El Nuevo Herald (Miami), Daniel Shoer, 8.10.2017

Los devotos de la religión yoruba pronto tendrán un canal de televisión y de radio con programación exclusiva diseñada para ellos, así como para los creyentes sincréticos que mezclan la fe africana con la iconografía de la Iglesia católica, y los espectadores interesados en conocer más sobre la Regla de Ocha o santería.

Con la meta de alcanzar un mercado desatendido por los medios de comunicación en español, buscar una suerte de unidad entre sacerdotes de los credos afrocubanos y mejorar la imagen de estas prácticas rituales a menudo estigmatizadas en el mundo occidental, a finales de octubre saldrá al aire por señal abierta, cable e Internet Obaife Radio y Televisión, con sede en el sur de Florida. Obaife significa “rey de la tierra de Ifé”, la antigua ciudad yoruba en el suroeste de Nigeria donde radica el gran Ooni.

Obaife es una iniciativa del empresario José Montoya, conocido y polémico sacerdote de las religiones mayombe y Regla de Ocha. “Queremos orientar con relación a nuestras prácticas, principalmente en la ética de la religiosidad, porque se ha proyectado muy mala imagen de nuestra religión por culpa de individuos inescrupulosos y personas que incluso no son practicantes”, dijo.

“Existe mucha rivalidad entre las diferentes ramas de nuestra religión; una guerra entre quienes siguen la religión de manera ancestral y los que la han adaptado a los tiempos actuales”, agregó Montoya, presidente del Templo de Ministros Shangó Eyeífe, al destacar que los nuevos medios de difusión darán voz a ambas facciones y no pretenden ahondar aún más las animosidades.

La programación abarcará documentales originales, ceremonias rituales en vivo, foros de debate y contenidos enlatados. También se trasmitirán entrevistas, conducidas en Miami y Cuba, a prominentes babalawos de la Regla de Ocha e Ifá, mayomberos de la Regla de Palo Monte y otras personalidades descendientes de los esclavos negros extraídos cruelmente de sus tierras y llevados a Cuba, donde mantuvieron inicialmente el culto de sus deidades y luego se vieron obligados a adoptar el catolicismo como parte de la evangelización del Nuevo Mundo.

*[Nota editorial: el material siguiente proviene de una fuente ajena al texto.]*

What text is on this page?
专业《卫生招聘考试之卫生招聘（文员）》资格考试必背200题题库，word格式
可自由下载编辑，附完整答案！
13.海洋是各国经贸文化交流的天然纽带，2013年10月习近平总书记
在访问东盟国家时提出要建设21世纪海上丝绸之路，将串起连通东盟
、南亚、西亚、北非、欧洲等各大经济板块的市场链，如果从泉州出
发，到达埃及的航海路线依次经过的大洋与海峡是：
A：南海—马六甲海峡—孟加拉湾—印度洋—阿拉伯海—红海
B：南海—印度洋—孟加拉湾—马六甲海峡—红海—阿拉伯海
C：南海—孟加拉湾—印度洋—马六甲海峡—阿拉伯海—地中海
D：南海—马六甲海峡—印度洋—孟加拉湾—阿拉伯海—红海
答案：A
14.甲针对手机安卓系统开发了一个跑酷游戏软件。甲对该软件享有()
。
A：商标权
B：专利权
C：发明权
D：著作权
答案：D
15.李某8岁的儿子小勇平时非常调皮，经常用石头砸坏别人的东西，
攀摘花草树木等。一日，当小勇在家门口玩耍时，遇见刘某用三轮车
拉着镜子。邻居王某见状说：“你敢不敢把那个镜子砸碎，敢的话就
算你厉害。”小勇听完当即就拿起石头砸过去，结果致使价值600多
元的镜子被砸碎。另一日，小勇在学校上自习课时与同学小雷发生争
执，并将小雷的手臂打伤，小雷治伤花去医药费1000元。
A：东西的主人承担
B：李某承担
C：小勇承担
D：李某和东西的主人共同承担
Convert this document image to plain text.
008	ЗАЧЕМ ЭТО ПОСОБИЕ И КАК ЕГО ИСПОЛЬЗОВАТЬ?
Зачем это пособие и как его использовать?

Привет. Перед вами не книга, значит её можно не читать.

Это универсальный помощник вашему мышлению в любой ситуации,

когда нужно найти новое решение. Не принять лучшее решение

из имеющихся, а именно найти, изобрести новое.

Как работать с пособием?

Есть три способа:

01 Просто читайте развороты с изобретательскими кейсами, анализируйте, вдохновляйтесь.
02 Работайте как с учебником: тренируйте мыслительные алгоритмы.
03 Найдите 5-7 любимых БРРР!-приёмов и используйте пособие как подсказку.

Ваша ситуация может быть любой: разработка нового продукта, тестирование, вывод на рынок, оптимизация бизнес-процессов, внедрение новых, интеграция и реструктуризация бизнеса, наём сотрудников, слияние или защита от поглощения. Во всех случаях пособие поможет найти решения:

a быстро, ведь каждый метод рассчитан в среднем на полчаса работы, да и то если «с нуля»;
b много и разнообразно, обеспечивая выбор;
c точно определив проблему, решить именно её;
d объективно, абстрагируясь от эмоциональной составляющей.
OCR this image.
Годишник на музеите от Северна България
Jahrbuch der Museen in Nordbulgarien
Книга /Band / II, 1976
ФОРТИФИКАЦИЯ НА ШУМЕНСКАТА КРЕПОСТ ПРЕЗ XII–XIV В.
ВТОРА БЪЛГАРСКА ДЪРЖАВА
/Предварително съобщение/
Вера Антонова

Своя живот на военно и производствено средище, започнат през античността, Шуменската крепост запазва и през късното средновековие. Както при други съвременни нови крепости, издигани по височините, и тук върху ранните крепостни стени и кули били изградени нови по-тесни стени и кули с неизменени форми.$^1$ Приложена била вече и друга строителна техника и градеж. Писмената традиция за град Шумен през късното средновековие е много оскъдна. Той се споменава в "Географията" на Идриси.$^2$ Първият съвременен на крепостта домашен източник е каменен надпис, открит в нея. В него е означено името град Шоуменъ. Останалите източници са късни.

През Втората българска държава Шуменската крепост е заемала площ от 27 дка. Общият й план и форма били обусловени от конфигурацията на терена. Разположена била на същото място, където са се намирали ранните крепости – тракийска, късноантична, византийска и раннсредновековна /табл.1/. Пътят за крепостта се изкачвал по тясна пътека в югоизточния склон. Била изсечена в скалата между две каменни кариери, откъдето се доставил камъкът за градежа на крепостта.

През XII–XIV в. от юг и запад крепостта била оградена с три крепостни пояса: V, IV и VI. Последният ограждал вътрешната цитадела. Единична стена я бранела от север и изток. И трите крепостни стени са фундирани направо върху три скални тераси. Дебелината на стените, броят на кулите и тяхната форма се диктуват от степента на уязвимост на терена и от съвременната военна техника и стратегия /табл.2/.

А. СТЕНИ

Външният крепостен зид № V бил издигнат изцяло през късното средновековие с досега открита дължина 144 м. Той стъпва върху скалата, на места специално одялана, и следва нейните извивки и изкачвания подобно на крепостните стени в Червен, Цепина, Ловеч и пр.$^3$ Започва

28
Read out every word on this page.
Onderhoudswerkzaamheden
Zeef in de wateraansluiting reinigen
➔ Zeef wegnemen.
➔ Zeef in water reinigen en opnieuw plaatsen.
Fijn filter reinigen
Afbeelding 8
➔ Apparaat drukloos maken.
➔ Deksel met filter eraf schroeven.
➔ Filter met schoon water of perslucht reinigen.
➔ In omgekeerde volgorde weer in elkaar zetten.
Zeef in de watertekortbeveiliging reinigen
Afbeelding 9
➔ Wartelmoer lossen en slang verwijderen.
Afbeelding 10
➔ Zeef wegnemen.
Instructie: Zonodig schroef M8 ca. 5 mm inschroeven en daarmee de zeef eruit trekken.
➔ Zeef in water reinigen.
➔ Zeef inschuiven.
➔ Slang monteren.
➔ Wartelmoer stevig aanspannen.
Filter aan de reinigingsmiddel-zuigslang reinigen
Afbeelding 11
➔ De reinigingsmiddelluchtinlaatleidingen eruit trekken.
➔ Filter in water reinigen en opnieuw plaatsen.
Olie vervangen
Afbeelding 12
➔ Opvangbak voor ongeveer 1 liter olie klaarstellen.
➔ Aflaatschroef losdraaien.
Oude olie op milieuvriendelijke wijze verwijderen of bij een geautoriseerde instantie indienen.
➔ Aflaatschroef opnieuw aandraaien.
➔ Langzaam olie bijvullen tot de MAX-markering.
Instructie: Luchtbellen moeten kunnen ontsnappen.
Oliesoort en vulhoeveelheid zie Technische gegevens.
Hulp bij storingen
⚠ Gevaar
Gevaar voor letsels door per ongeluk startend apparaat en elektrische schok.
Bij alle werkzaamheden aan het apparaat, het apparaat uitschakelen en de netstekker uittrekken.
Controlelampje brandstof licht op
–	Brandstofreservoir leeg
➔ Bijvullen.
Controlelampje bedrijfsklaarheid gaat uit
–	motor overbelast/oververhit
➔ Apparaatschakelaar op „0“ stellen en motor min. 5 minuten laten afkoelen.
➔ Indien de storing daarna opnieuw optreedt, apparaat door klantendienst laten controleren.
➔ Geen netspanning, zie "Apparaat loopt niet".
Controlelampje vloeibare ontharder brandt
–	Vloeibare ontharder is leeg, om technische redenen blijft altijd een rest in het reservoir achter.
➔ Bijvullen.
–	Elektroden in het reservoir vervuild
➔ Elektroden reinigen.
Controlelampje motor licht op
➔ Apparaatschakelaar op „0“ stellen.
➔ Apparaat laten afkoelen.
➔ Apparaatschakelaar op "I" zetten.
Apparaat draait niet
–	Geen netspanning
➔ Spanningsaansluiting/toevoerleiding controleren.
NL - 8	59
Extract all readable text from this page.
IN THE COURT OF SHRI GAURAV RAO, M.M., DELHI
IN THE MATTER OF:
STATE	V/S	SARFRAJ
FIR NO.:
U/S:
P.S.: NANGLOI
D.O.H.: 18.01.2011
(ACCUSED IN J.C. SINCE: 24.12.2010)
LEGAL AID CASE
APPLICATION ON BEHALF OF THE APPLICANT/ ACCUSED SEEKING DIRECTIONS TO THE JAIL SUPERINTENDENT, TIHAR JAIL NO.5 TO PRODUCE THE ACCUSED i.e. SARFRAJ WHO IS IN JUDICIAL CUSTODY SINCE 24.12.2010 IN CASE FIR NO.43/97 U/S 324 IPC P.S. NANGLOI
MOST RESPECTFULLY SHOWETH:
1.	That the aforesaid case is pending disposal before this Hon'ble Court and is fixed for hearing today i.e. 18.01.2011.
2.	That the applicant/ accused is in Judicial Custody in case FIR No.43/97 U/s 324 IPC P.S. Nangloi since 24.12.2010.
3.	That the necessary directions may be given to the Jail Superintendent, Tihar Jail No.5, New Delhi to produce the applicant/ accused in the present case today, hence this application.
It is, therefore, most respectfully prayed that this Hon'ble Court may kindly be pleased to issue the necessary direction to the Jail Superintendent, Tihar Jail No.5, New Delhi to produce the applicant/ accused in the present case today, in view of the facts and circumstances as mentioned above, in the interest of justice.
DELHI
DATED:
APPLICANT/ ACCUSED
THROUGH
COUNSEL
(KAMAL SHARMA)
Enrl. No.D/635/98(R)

Con estudios en la localidad de Davie, en Broward, y la ciudad de West Palm Beach, Montoya es propietario de dos emisoras de televisión y cuatro estaciones de radio. Para lanzar Obaife, cambiará el nombre a dos las estaciones, Nocturno 99.7 FM y 80s Music and Freestyle. Ambas se emiten por señales abiertas entre Cocoa Beach y West Palm Beach y pueden sintonizarse por Internet, en Roku TV o bajando sus aplicaciones en teléfonos móviles y tabletas, lo cual permite su difusión en el sur de Florida e incluso en Cuba.

Para ampliar el alcance, el empresario dijo que ha entablado negociaciones con el proveedor de televisión por cable Comcast para que distribuya la señal de Obaife TV en los hogares abonados al servicio en la zona norte del Condado Miami-Dade, incluyendo, Miami, Hialeah y Doral, y el sureste del Condado Broward. En referencia a la operación radial, espera obtener una licencia de la FCC para operar una estación comunitaria religiosa de baja potencia en Miami-Dade.

Juan Manuel Casanova, babalawo y doctor de hipnoterapia en Miami, será uno de los conductores de Obaife TV. Su programa, con un tinte divulgativo y educativo, se llamará “Ciencias ocultas y santería”, una instancia para el diálogo entre creyentes de la religión yoruba adscritos a distintas vertientes.

Las diferencias en el culto y la práctica distancian a los tradicionalistas de la escuela ancestral nigeriana, de los llamados “cubanos criollos”, que adaptaron los preceptos traídos por sus antecesores de África como resultado de la trasculturación y sincretismo de lo africano y lo español.

“Esta fragmentación da lugar a mucha especulación y a mucha mentira”, comentó Casanova, autor de varios libros sobre las culturas afrocubanas.

“Nosotros no queremos obligar a que acepten nuestra posición; queremos ver de qué forma podemos establecer una línea ética que sea buena para Miami y Cuba”.